Uma equipa internacional de especialistas concluiu que é a humidade do ar que descolora “O Grito” (1893) do norueguês Edvard Munch, apontando a chave para salvar esta icónica pintura do século XIX da degradação.
Especialistas de Itália, Alemanha, Estados Unidos, França e do Museu Munch liderados pelo Comité Nacional de Pesquisa (CNR) de Itália chegaram a esta conclusão depois de analisarem micro-amostras de tinta com a ajuda de um acelerador de partículas.
Estudaram a natureza das partículas e a forma como se degradam ao longo do tempo
A nova investigação, cujos resultados foram esta semana publicados na revista científica Science Advances, concluiu que o sulfeto de cadmio utilizado na cor amarela oxida e desbota com altos níveis de humidade, causando a degradação da tinta.
Os especialistas acreditam que a luz – que durante muito tempo foi apontada como a principal causa da de gradação desta obra, levando mesmo à conservação do quadro no escuro – tem uma influência mínima na preservação das cores.
Por isso, os especialistas apontam a chave para salvar o icónico “O Grito”: uma humidade do ar inferior a 45% é essencial para que a pintura possa ser exibida sem correr riscos de degradação, podendo a luz continuar nos valores normais.
“As microanálises permitiram-nos descobrir a principal razão do declínio do quadro, que é a humidade. Também descobrimos que o impacto da luz no quadro é reduzido. Estou muito satisfeita com os resultados do nosso estudo e a forma como pode contribuir para preservar esta famosa obra de arte”, afirma uma das coordenadoras do estudo, Letizia Monico, no texto publicado pela revista Science Advances.
“Estes resultados trazem novos conhecimentos e vão permitir fazer ajustamentos na estratégia de conservação do museu“, acrescentou Irina Sandu, cientista conservadora do Museu Munch, num resultado que sublinha a cooperação frutuosa entre ciência e arte.
“Este estudo mostra que a arte e a ciência estão indissociavelmente ligadas e que a ciência é capaz de ajudar a preservar obras de arte para que o mundo possa continuar a admirá-las por muitos anos”, disse ainda Costanza Miliani, cientista e co-autor do estudo.
Ciência aliada à preservação
O estudo, observa a agência Lusa, poderá ajudar a preservar esta importante obra do século XX, que se admite ter sido concluída em 1910, na posse do Museu Munch, e que é raramente exposta ao público, devido à sua progressiva degradação.

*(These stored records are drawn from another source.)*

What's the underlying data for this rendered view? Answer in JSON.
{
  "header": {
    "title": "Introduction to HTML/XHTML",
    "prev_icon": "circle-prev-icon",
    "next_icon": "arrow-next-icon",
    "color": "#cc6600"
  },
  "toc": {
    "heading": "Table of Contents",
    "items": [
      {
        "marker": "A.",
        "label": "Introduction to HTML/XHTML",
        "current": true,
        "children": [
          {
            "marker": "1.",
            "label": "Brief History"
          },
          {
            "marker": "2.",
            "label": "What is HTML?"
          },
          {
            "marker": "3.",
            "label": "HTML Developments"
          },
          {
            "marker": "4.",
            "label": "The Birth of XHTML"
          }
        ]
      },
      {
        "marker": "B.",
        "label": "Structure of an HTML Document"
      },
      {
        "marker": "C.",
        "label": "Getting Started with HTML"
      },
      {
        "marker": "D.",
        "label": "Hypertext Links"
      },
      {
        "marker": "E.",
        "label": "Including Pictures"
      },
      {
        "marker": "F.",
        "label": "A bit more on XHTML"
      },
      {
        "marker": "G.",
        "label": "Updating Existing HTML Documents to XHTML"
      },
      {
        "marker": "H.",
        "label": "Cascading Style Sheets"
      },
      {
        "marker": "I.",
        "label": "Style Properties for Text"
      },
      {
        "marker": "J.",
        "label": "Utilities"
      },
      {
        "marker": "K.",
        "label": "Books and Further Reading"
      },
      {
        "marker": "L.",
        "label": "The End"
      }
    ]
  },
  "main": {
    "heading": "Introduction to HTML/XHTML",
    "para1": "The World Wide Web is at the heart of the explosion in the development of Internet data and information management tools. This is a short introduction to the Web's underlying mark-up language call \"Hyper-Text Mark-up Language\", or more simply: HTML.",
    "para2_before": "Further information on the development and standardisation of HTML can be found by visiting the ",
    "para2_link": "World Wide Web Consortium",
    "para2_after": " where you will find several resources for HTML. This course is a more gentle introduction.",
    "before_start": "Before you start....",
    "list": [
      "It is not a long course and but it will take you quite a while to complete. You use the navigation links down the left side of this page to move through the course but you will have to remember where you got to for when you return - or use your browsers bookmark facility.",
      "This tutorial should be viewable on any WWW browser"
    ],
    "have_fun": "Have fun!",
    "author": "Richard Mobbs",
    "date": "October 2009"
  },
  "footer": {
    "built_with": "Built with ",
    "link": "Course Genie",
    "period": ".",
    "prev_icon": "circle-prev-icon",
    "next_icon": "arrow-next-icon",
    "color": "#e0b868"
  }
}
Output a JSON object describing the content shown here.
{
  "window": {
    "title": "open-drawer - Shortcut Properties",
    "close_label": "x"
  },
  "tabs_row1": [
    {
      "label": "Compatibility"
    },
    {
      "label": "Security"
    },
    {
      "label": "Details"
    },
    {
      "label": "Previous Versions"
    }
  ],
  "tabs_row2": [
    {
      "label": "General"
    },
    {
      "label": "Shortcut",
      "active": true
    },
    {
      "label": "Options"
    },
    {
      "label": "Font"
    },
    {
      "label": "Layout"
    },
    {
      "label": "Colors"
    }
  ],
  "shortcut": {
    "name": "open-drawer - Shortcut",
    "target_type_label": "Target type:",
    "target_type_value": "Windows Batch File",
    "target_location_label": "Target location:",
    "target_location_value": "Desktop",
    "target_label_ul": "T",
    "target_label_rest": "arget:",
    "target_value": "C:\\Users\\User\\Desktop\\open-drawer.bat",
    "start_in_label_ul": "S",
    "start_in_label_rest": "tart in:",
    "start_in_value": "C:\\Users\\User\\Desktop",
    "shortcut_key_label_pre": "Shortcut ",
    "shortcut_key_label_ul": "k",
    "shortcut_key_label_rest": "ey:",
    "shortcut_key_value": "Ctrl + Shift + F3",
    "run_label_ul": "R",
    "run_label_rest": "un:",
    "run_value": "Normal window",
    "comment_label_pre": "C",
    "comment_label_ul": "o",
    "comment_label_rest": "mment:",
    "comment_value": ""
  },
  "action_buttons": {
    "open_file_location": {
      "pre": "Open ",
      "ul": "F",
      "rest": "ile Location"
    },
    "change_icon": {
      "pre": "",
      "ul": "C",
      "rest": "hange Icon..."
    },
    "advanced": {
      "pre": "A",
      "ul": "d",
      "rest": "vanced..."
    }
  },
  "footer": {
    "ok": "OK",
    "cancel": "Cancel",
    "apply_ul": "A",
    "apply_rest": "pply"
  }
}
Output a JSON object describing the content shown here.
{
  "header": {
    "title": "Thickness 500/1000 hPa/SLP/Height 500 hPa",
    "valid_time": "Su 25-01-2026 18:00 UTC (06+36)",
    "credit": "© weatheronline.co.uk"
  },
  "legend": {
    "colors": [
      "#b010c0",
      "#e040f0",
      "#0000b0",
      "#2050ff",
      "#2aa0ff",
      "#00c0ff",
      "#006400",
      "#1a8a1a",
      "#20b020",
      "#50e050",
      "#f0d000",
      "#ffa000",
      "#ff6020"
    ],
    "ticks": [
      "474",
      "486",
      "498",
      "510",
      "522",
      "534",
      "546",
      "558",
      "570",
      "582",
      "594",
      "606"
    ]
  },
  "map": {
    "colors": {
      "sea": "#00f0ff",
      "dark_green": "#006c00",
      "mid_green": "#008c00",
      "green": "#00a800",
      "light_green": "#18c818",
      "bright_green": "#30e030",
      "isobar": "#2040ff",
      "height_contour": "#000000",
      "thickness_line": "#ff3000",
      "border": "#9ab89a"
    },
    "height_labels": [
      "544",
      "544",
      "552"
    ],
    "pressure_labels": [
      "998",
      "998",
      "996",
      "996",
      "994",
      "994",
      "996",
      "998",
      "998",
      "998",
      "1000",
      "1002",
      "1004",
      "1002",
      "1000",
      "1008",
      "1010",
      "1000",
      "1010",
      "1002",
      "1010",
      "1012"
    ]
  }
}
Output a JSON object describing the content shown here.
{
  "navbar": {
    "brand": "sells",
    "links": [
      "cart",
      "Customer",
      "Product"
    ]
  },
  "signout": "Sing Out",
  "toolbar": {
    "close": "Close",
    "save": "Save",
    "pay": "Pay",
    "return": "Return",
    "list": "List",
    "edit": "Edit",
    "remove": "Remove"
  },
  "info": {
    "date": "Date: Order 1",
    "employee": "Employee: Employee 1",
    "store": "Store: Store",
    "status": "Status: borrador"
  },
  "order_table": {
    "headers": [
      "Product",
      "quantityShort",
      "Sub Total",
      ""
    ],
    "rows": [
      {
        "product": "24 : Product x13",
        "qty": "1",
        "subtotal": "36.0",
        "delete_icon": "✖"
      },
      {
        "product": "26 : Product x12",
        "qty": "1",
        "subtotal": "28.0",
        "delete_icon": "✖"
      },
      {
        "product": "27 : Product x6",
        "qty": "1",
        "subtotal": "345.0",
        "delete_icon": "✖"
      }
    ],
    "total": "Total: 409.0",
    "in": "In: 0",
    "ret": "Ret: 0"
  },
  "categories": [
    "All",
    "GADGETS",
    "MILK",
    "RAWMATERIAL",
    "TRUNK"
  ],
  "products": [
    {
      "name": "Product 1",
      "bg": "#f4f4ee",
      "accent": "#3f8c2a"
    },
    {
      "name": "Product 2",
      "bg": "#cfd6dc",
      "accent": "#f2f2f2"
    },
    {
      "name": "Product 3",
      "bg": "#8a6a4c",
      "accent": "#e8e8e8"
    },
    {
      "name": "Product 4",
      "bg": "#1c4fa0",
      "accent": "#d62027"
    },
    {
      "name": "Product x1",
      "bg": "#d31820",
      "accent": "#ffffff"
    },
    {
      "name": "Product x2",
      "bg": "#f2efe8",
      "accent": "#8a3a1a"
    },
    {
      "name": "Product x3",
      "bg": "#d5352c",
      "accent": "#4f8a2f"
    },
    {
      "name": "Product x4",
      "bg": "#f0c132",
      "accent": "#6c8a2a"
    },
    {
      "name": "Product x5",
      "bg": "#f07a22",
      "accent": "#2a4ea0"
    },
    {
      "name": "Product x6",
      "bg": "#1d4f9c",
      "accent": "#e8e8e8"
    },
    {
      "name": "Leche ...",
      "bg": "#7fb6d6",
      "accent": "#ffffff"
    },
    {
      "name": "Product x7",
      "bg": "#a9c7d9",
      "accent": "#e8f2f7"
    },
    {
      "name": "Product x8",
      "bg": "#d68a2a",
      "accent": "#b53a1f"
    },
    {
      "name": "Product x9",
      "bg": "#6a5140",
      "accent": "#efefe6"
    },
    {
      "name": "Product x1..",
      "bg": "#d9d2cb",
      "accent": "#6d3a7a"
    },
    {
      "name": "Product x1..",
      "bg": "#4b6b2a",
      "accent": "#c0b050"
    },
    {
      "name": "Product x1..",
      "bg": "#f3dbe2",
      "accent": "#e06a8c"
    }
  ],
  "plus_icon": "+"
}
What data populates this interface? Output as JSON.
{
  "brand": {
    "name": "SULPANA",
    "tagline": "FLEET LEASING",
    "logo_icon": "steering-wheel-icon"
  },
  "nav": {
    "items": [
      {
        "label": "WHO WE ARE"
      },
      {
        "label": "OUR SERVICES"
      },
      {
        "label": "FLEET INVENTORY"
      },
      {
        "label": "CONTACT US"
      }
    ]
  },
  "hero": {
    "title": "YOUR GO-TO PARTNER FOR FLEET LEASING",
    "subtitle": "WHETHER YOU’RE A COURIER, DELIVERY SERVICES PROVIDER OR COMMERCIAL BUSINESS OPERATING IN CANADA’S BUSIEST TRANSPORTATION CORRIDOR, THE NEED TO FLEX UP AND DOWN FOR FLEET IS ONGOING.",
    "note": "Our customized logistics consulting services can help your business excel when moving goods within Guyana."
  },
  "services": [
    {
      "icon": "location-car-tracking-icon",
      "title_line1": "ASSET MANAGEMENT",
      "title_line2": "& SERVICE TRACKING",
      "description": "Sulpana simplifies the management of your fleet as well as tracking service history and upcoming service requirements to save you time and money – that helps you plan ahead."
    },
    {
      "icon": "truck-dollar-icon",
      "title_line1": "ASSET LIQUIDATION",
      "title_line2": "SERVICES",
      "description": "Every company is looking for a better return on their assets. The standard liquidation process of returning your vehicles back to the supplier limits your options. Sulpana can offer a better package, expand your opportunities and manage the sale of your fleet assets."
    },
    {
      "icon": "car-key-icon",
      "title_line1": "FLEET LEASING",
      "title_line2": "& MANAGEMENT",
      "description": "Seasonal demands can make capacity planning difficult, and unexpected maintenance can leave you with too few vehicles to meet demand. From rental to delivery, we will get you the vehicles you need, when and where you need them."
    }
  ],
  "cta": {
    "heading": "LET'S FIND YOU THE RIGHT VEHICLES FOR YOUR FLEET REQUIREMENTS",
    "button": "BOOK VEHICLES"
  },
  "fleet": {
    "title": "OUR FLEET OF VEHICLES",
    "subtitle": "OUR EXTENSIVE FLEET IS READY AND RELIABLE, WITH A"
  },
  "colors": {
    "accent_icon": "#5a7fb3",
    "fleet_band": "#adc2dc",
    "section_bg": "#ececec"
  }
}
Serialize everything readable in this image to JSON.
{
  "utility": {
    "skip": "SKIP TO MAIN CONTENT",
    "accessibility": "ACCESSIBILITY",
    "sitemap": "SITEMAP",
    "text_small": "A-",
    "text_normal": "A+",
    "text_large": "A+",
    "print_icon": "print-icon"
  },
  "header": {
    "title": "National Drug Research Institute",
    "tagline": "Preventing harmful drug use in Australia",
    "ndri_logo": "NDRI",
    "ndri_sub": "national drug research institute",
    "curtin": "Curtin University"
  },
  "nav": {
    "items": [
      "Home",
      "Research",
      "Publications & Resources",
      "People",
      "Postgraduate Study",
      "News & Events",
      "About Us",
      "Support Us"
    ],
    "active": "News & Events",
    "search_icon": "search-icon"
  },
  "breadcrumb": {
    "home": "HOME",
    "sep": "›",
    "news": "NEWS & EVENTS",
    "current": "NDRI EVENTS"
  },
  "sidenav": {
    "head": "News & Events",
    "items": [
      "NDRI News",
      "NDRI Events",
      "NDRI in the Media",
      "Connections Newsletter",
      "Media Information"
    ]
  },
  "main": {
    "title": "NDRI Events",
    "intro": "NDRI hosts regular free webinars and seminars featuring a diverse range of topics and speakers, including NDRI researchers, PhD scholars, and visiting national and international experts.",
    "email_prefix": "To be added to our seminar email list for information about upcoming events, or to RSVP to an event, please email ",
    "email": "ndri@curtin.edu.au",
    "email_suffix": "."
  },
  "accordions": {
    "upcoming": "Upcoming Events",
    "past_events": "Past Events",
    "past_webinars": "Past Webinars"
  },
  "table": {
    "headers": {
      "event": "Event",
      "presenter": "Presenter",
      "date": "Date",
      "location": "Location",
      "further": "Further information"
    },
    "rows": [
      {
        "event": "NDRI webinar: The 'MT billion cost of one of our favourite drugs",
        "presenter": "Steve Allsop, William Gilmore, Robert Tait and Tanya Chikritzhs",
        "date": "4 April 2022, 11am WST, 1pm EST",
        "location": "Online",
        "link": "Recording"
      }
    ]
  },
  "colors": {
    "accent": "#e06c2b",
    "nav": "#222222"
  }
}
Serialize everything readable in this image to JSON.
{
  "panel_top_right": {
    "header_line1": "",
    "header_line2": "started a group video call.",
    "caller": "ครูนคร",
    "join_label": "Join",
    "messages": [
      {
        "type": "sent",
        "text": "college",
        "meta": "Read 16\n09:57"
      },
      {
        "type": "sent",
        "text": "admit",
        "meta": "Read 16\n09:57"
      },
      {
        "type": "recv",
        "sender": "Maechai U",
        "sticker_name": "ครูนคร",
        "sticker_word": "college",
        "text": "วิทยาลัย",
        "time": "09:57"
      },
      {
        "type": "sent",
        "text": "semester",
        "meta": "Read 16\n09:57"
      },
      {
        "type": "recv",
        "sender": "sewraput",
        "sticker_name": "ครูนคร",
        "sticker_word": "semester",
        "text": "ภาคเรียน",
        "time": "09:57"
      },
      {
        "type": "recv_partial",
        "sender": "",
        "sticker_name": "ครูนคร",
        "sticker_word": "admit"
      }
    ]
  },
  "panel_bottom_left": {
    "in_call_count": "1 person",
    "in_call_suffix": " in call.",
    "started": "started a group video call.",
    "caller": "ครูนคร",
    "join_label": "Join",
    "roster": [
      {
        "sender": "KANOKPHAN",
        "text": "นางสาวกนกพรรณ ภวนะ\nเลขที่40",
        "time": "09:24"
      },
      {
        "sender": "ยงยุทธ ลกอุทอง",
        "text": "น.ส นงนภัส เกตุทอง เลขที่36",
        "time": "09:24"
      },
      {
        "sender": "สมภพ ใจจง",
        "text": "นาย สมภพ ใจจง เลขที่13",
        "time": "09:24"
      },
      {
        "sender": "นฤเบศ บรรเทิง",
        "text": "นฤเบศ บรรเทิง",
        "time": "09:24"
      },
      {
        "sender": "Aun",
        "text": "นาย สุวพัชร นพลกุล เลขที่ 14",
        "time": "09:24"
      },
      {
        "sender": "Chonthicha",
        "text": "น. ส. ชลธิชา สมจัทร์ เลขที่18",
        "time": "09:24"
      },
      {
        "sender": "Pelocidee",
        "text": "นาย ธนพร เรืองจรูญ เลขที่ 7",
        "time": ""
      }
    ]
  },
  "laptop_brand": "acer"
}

“O Grito” é uma das mais famosas pinturas da era moderna, tendo sido apropriada pela cultura pop em todo o mundo, o que tem contribuído para a sua reprodução em todo o tipo de objetos e vestuário, dede canecas a ‘t-shirts’.
A imagem tem sido interpretada como uma representação simbólica da ansiedade e angústia humanas, e é vista como uma interpretação pessoal do artista norueguês que abriu caminho à corrente expressionista.
Existem várias versões da obra de Munch (1863-1944), nomeadamente duas pinturas, duas obras em pastel, várias litografias e alguns desenhos e esboços. A primeira pintura, datada de 1893, encontra-se na Galeria Nacional da Noruega, também em Oslo.
O Museu Munch detém a segunda versão, de 1910, e um pastel que se acredita ter sido um estudo da original. Um segundo pastel, datado de 1895, na posse de um colecionador privado, foi vendido em leilão pela Sotheby’s, em 2012, por cerca de 120 milhões de dólares (perto de 111 milhões de euros, ao câmbio atual).
Os especialistas acreditam que, nas duas mais conhecidas versões da obra – as pinturas de 1893 e 1910 -, o artista procurou e encontrou as cores exatas para representar a sua própria experiência, misturando tempera, óleo e pastel, com pigmentos sintéticos brilhantes para dar origem às “cores gritantes” pelas quais ficou conhecido “O Grito”.
No entanto, os materiais usados para criar esta luminosidade especial que lhe deu fama têm sido um desafio para os técnicos de restauro preservarem as obras a longo prazo.
A versão de “O Grito” que pertence ao Museu Munch, em Oslo, é a obra que se encontra com mais problemas. Exibe sinais claros de degradação em diferentes áreas, nas nuvens da paisagem e no pescoço da figura central, não apenas pelos materiais usados, mas também devido ao roubo de que foi alvo em 2004, quando ficou desaparecido e provavelmente desprotegido durante dois anos.
Desde a recuperação do quadro, raramente foi exposto ao público, e encontra-se protegido no museu, com condições controladas de luz, temperatura (cerca de 18 graus) e humidade relativa (50%). O novo estudo traz uma nova esperança para salvar esta obra.